The urban gardening movement

One prominent example of change is the urban gardening movement. The movement started in Germany in 1996 with Intercultural Gardens, which enabled people from different cultural backgrounds to grow food together, exchange knowledge and experiences, and empower themselves. Between 2005 and 2009 new forms of mobile urban community gardens started to change our conception of urbanism, especially in major Western cities. These activities are fuelled by growing dissatisfaction with the paradigm of everlasting economic growth and progress. The urban gardening movement develops a new vision of prosperity that sees more sustainable lifestyles as an alternative to consumerism. It does so in a pragmatic, down-to-earth fashion. In urban gardening, the focus is on sharing and exchanging, do-it-yourself, re-appropriating and re-interpreting manual skills and crafts, opening up designs, breaking up objects and spaces, creating and rediscovering common space. Gardening and subsistence, topics for decades closely associated with scarcity, backwardness and poverty are being rediscovered and integrated into a new image of sufficiency.

It is important to note that these ideas have not come from rural areas but the heart of major western European cities. The urban gardening movement rejects the vision of the city as a mere place of consumption and creates highly visible parallel structures of subsistence. In order to reduce meat consumption, activists cultivate local vegetable varieties or turn to a vegan diet. Repair workshops are integrated into the gardens to undermine throwaway patterns of consumption. Open spaces counter the exclusionary economism of the “city of investors”.

This movement has also given new impetus to the debate about public space in many major Western cities. The citizens active in the urban gardening movement shape their city and take responsibility for community spaces and their neighbourhood. These people do not just want to garden, they want to contribute to sustainable urban development. The movement is highly performative and media-savvy. New types of community space and architecture allow local actors to use urban public space as a stage. Tinkering, building and gardening is not just doing, but also brings forth new structures and images. Beds, repurposed containers and cabins become sites for performances or concerts. They beautify and reinvent the space. The movement has brought new life to the debate about what the “good life” in our cities looks like and has included many different groups and communities.

Our work

To support development of this new vision of “prosperity”, anstiftung & ertomis is engaged in a wide variety of civil society-based innovative activities in urban and rural areas. We also carry out research into commons, the new do-it-yourself movement and sustainable regionalisation. We strongly believe that quality of life is not just about material possessions. Therefore anstiftung & ertomis networks and promotes subsistence practices in everyday life and draws attention to their importance for a sustainable society in a sustainable global context. We support activities such as open spaces, community gardens and open workshops on crafting, as well as initiatives aimed at reviving neighbourhoods and artistic interventions in public space. We also coordinate a research network, document current research activities in our field of interest, organise conferences and research workshops and, jointly with other foundations, award a prize for research in the field of ecological economy.

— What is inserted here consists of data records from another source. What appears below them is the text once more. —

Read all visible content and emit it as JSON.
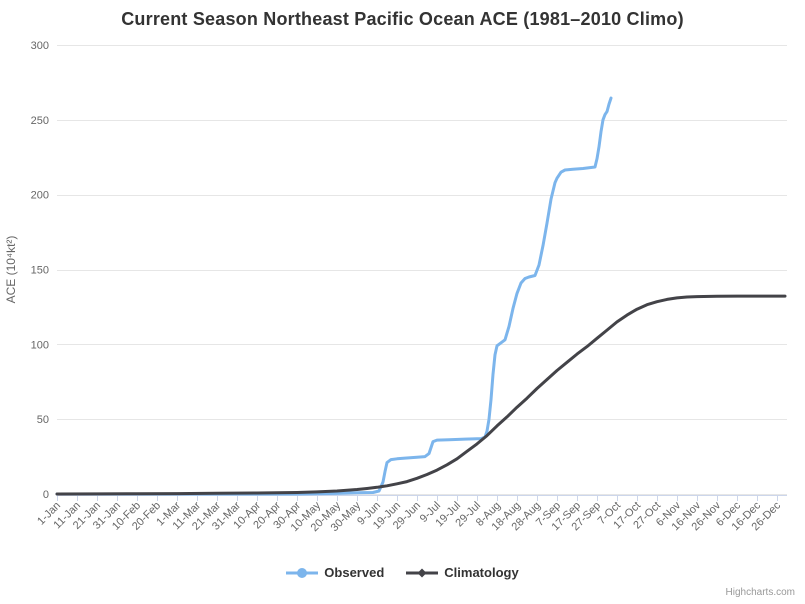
{
  "chart": {
    "credit": "Highcharts.com",
    "colors": {
      "background": "#ffffff",
      "observed": "#7cb5ec",
      "climatology": "#434348",
      "grid": "#e6e6e6",
      "axis_line": "#ccd6eb",
      "tick_label": "#666666",
      "title_text": "#333333",
      "legend_text": "#333333",
      "credit_text": "#999999"
    }
  },
  "chart_data": {
    "type": "line",
    "title": "Current Season Northeast Pacific Ocean ACE (1981–2010 Climo)",
    "xlabel": "",
    "ylabel": "ACE (10⁴kt²)",
    "ylim": [
      0,
      300
    ],
    "y_ticks": [
      0,
      50,
      100,
      150,
      200,
      250,
      300
    ],
    "grid": "horizontal",
    "legend_position": "bottom",
    "x_range_days": [
      0,
      364
    ],
    "x_tick_days": [
      0,
      10,
      20,
      30,
      40,
      50,
      60,
      70,
      80,
      90,
      100,
      110,
      120,
      130,
      140,
      150,
      160,
      170,
      180,
      190,
      200,
      210,
      220,
      230,
      240,
      250,
      260,
      270,
      280,
      290,
      300,
      310,
      320,
      330,
      340,
      350,
      360
    ],
    "x_tick_labels": [
      "1-Jan",
      "11-Jan",
      "21-Jan",
      "31-Jan",
      "10-Feb",
      "20-Feb",
      "1-Mar",
      "11-Mar",
      "21-Mar",
      "31-Mar",
      "10-Apr",
      "20-Apr",
      "30-Apr",
      "10-May",
      "20-May",
      "30-May",
      "9-Jun",
      "19-Jun",
      "29-Jun",
      "9-Jul",
      "19-Jul",
      "29-Jul",
      "8-Aug",
      "18-Aug",
      "28-Aug",
      "7-Sep",
      "17-Sep",
      "27-Sep",
      "7-Oct",
      "17-Oct",
      "27-Oct",
      "6-Nov",
      "16-Nov",
      "26-Nov",
      "6-Dec",
      "16-Dec",
      "26-Dec"
    ],
    "series": [
      {
        "name": "Observed",
        "color": "#7cb5ec",
        "marker": "circle",
        "points": [
          [
            0,
            0
          ],
          [
            20,
            0
          ],
          [
            40,
            0
          ],
          [
            60,
            0
          ],
          [
            80,
            0
          ],
          [
            100,
            0
          ],
          [
            120,
            0
          ],
          [
            140,
            0.4
          ],
          [
            150,
            0.8
          ],
          [
            158,
            1
          ],
          [
            161,
            2
          ],
          [
            163,
            8
          ],
          [
            164,
            15
          ],
          [
            165,
            21
          ],
          [
            167,
            23
          ],
          [
            170,
            23.5
          ],
          [
            174,
            24
          ],
          [
            180,
            24.5
          ],
          [
            184,
            25
          ],
          [
            186,
            27
          ],
          [
            187,
            31
          ],
          [
            188,
            35
          ],
          [
            190,
            36
          ],
          [
            196,
            36.3
          ],
          [
            204,
            36.7
          ],
          [
            212,
            37
          ],
          [
            214,
            38
          ],
          [
            215,
            42
          ],
          [
            216,
            50
          ],
          [
            217,
            63
          ],
          [
            218,
            80
          ],
          [
            219,
            93
          ],
          [
            220,
            99
          ],
          [
            222,
            101
          ],
          [
            224,
            103
          ],
          [
            226,
            112
          ],
          [
            228,
            124
          ],
          [
            230,
            134
          ],
          [
            232,
            141
          ],
          [
            234,
            144
          ],
          [
            236,
            145
          ],
          [
            239,
            146
          ],
          [
            241,
            153
          ],
          [
            243,
            166
          ],
          [
            245,
            181
          ],
          [
            247,
            197
          ],
          [
            249,
            208
          ],
          [
            250,
            211
          ],
          [
            252,
            215
          ],
          [
            254,
            216.5
          ],
          [
            258,
            217
          ],
          [
            263,
            217.5
          ],
          [
            269,
            218.5
          ],
          [
            270,
            224
          ],
          [
            271,
            232
          ],
          [
            272,
            242
          ],
          [
            273,
            250
          ],
          [
            274,
            253.5
          ],
          [
            275,
            255.5
          ],
          [
            276,
            260.5
          ],
          [
            277,
            264.5
          ]
        ]
      },
      {
        "name": "Climatology",
        "color": "#434348",
        "marker": "diamond",
        "points": [
          [
            0,
            0
          ],
          [
            20,
            0.1
          ],
          [
            40,
            0.2
          ],
          [
            60,
            0.3
          ],
          [
            80,
            0.5
          ],
          [
            100,
            0.7
          ],
          [
            120,
            1
          ],
          [
            130,
            1.4
          ],
          [
            140,
            2
          ],
          [
            150,
            3
          ],
          [
            155,
            3.7
          ],
          [
            160,
            4.5
          ],
          [
            165,
            5.5
          ],
          [
            170,
            6.8
          ],
          [
            175,
            8.3
          ],
          [
            180,
            10.5
          ],
          [
            185,
            13
          ],
          [
            190,
            16
          ],
          [
            195,
            19.5
          ],
          [
            200,
            23.5
          ],
          [
            205,
            28.5
          ],
          [
            210,
            33.5
          ],
          [
            215,
            39
          ],
          [
            220,
            45.5
          ],
          [
            225,
            51.5
          ],
          [
            230,
            58
          ],
          [
            235,
            64
          ],
          [
            240,
            70.5
          ],
          [
            245,
            76.5
          ],
          [
            250,
            82.5
          ],
          [
            255,
            88
          ],
          [
            260,
            93.5
          ],
          [
            265,
            98.5
          ],
          [
            270,
            104
          ],
          [
            275,
            109.5
          ],
          [
            280,
            115
          ],
          [
            285,
            119.5
          ],
          [
            290,
            123.5
          ],
          [
            295,
            126.5
          ],
          [
            300,
            128.5
          ],
          [
            305,
            130
          ],
          [
            310,
            131
          ],
          [
            315,
            131.6
          ],
          [
            320,
            131.9
          ],
          [
            330,
            132.1
          ],
          [
            340,
            132.2
          ],
          [
            350,
            132.2
          ],
          [
            360,
            132.2
          ],
          [
            364,
            132.2
          ]
        ]
      }
    ]
  }
}
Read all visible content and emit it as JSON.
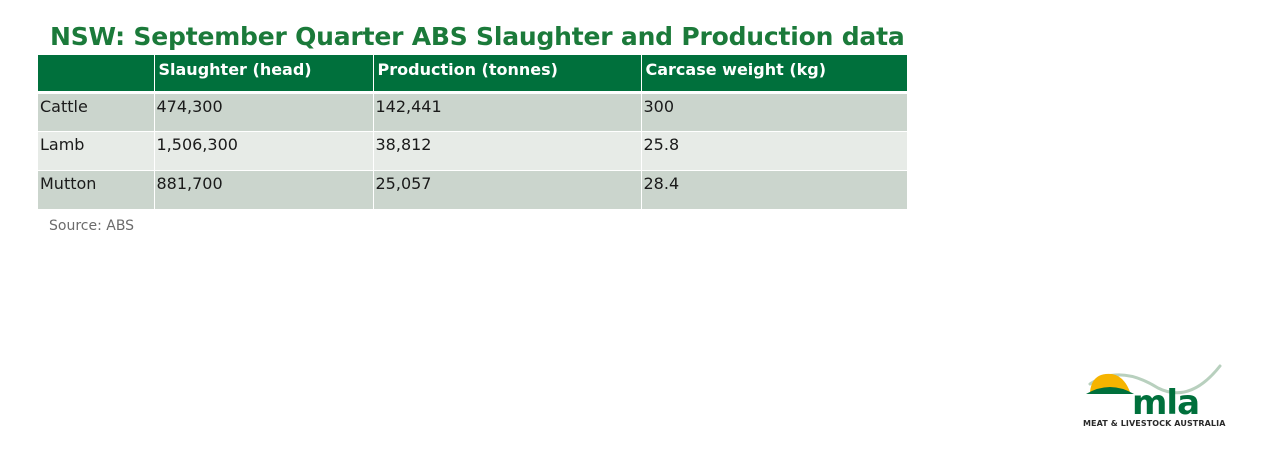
{
  "title": "NSW: September Quarter ABS Slaughter and Production data",
  "table": {
    "headers": [
      "",
      "Slaughter (head)",
      "Production (tonnes)",
      "Carcase weight (kg)"
    ],
    "rows": [
      [
        "Cattle",
        "474,300",
        "142,441",
        "300"
      ],
      [
        "Lamb",
        "1,506,300",
        "38,812",
        "25.8"
      ],
      [
        "Mutton",
        "881,700",
        "25,057",
        "28.4"
      ]
    ]
  },
  "source": "Source: ABS",
  "logo": {
    "wordmark": "mla",
    "tagline": "MEAT & LIVESTOCK AUSTRALIA",
    "colors": {
      "sun": "#f6b400",
      "green": "#00703c",
      "swoosh": "#b8d0be"
    }
  },
  "colors": {
    "title": "#1b7a3a",
    "header_bg": "#00703c",
    "row_odd": "#cbd5cd",
    "row_even": "#e7ebe7"
  }
}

With our activities we hope to promote and accelerate the shift from consumerism toward post-material values that is currently under way. The exclusive accumulation and display of goods is no longer the goal in this new lifestyle. Instead, people are motivated by trying to find the smartest possible collective use of things. Collaborative consumption is part of the nomadic-cosmopolitan lifestyle. New urban forms of self-sufficiency not only reduce ecological impact, they are also an important contribution to a democratic society is based on active citizenship.